20 nodes might be probably too much for RS485. RS485 is generally poorly understood and many claims incorrect. Requirement of biasing drops the claimed noise margins to one tenth, and same happens for the claimed number of unit loads. You can find appnotes about this. If you are designing your own system from scratch, consider something else e.g. CAN. If you have to interoperate, consider smaller buses (e.g. 10 units each). And if the modbus devices are third-party, it is always a risk they are buggy.
Thanks for the quick response!
Sorry, I just assumed(oops!) that readers would know that there is a 0v reference wire along with the differential pair! I always run this, and I usually don't "hard ground" it at either end..
Not too interested in suggestions on how I could have physically rewired the loop, I inherited this. I will tackle this only if there is a critical flaw in this topology, as described.
My question relates to whether the proposed topology has any glaring problems (apart from my omission of the ground reference wire in my description!)

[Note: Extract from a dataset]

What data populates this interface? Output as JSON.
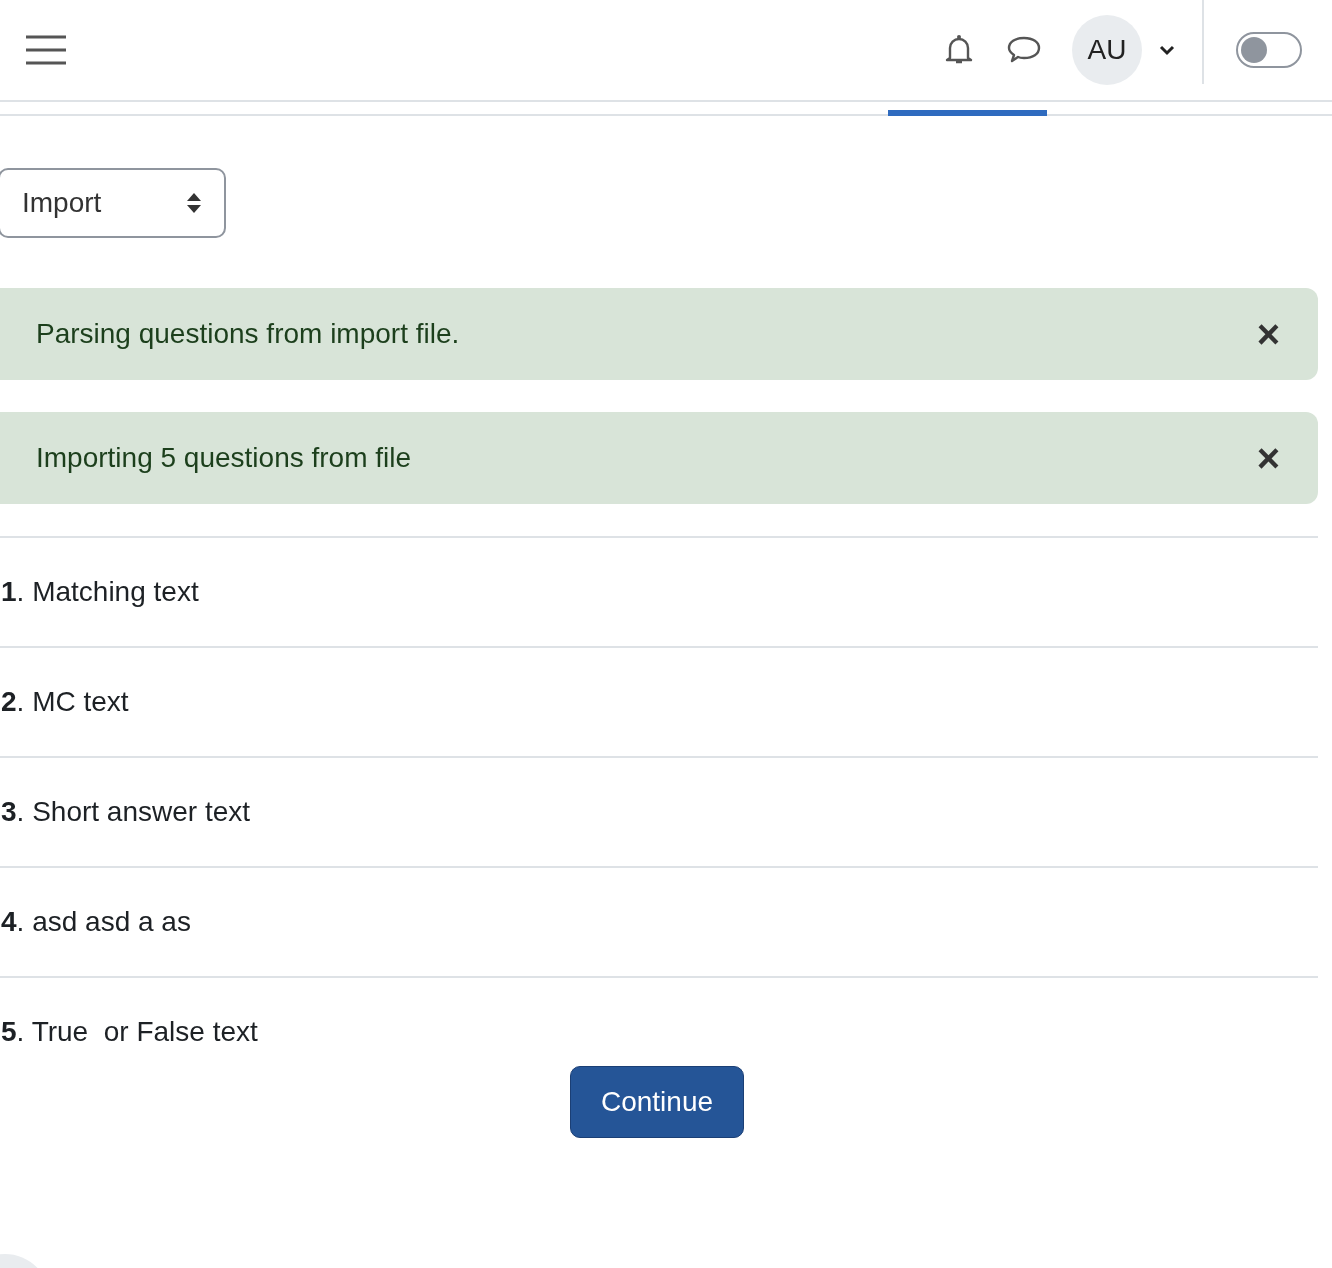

A "normal" 2 wire rs485 topology would have the master look identical to the slaves, and use a bus with termination at each end of the bus, which is usually done in conjunction with a (terminated) transceiver node.
This setup is much the same, except at one end there is only a terminated transmitter, which is half of node 0 (the master in my case), and at the other end is the receiver half of node 0.
Usually, this doesn't make a lot of sense from a wiring perspective.. Why would one separate node 0's tx and rx driver and receiver, and put the two halves at the far ends of the bus? Sounds physically impractical.
Unless the bus is physically a loop. The two ends of the loop end up at the same place, node 0, the master/host. Hence my original question.
BTW, the THVD2412 is a nice chip.. 70volt tolerant(!) unconditional fail safe (loop open, loop short, etc), lots of drive.